Should religious motivations of a theory’s proponents disqualify that theory from receiving a hearing in the public square? It’s a point that has become a central issue in the Intelligent Design-evolution debate.
Francis J. Beckwith, associate director of the J.M. Dawson Institute of Church-State Studies and associate professor of church-state studies at Baylor University, told a New Orleans Baptist Theological Seminary forum that the striking down of a policy based solely on the religious motives of its adherents is “logically fallacious and constitutionally suspect.”
You know me—I’m brutally materialistic and uncompromisingly atheistic—and even so, I don’t think the quality of a science teacher is determined by whether they go to church on Sunday or not. The Dover decision slammed the creationists hard, not because the backers were religious, but because they had no scientific basis for their arguments and their goals were clearly religious. It didn’t help their case at all that their primary advocates so clearly demonstrated the intellectually vacuous nature of Intelligent Design creationism. It wasn’t shot down because its proponents were Christian, but because they were unscientific and had allowed their faith to mislead and misrepresent their dogma as science.

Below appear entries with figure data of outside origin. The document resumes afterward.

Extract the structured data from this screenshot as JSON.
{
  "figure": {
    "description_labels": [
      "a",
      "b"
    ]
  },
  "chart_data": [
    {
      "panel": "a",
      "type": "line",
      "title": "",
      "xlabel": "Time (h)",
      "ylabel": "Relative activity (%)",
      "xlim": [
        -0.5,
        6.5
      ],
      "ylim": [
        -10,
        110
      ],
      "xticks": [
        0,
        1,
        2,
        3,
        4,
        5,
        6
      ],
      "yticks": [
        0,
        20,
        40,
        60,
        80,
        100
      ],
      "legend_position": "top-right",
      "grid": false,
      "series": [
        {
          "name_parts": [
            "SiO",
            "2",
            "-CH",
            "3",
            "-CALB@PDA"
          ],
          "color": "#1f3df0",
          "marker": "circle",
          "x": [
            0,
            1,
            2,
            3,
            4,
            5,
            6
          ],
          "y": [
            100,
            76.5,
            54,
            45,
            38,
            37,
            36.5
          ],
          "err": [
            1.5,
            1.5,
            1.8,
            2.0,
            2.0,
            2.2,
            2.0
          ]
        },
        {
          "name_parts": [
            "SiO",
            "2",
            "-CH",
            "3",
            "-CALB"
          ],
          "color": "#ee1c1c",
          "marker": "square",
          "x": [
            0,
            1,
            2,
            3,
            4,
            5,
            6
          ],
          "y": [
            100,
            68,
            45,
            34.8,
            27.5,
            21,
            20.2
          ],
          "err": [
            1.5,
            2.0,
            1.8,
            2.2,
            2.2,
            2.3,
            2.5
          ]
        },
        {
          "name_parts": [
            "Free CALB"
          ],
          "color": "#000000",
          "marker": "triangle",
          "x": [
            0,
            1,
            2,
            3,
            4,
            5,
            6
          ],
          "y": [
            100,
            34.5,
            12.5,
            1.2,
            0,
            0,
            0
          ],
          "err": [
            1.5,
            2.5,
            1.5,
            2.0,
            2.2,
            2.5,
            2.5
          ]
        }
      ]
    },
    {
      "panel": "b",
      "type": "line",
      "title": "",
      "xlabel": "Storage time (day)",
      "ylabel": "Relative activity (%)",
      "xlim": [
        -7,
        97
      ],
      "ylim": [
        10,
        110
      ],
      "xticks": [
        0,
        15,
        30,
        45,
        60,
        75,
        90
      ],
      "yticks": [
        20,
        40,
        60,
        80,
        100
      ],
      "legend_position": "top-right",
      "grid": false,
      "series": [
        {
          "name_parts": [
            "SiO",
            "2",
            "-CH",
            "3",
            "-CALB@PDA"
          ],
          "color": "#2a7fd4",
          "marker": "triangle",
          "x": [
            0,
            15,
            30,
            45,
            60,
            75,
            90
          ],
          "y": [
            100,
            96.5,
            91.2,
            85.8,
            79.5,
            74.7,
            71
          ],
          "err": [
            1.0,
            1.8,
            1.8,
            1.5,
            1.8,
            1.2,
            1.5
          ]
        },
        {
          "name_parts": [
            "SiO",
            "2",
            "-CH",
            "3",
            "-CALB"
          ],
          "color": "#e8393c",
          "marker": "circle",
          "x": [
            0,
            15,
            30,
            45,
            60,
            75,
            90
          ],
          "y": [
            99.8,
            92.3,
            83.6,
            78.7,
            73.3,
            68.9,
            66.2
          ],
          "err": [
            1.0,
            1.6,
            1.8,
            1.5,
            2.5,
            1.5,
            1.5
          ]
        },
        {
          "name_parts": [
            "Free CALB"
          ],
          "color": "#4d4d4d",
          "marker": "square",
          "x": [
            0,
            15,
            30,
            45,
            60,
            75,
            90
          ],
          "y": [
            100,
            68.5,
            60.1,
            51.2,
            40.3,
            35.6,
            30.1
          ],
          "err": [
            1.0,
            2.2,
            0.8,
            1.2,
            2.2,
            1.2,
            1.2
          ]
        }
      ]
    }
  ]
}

One more thing from that Beckwith article:
“Intelligent design is not stealth creationism,” Beckwith said.
Rather, ID is a name for a cluster of arguments that reasons the universe to be the result of intelligent agency rather than of unguided matter, Beckwith explained. The theory lacks the accompaniment of religious authority or sacred Scripture.
Renaming the “Creator” as an “intelligent agency” fools no one—it’s saying the same thing with different words. As Judge Jones could see, the theory lacks the religious component because the authors had consciously stripped out the overt religious references to skirt the letter of the law…it is stealth creationism. As we all could see, too, with no religious authority and no scientific evidence, there is absolutely nothing holding Intelligent Design creationism up.
The bottom line: show me the evidence. The ID advocates can’t and don’t, therefore their religious beliefs are irrelevant, and Beckwith is merely trying to refocus the complaints about the Dover decision on a trivial red herring.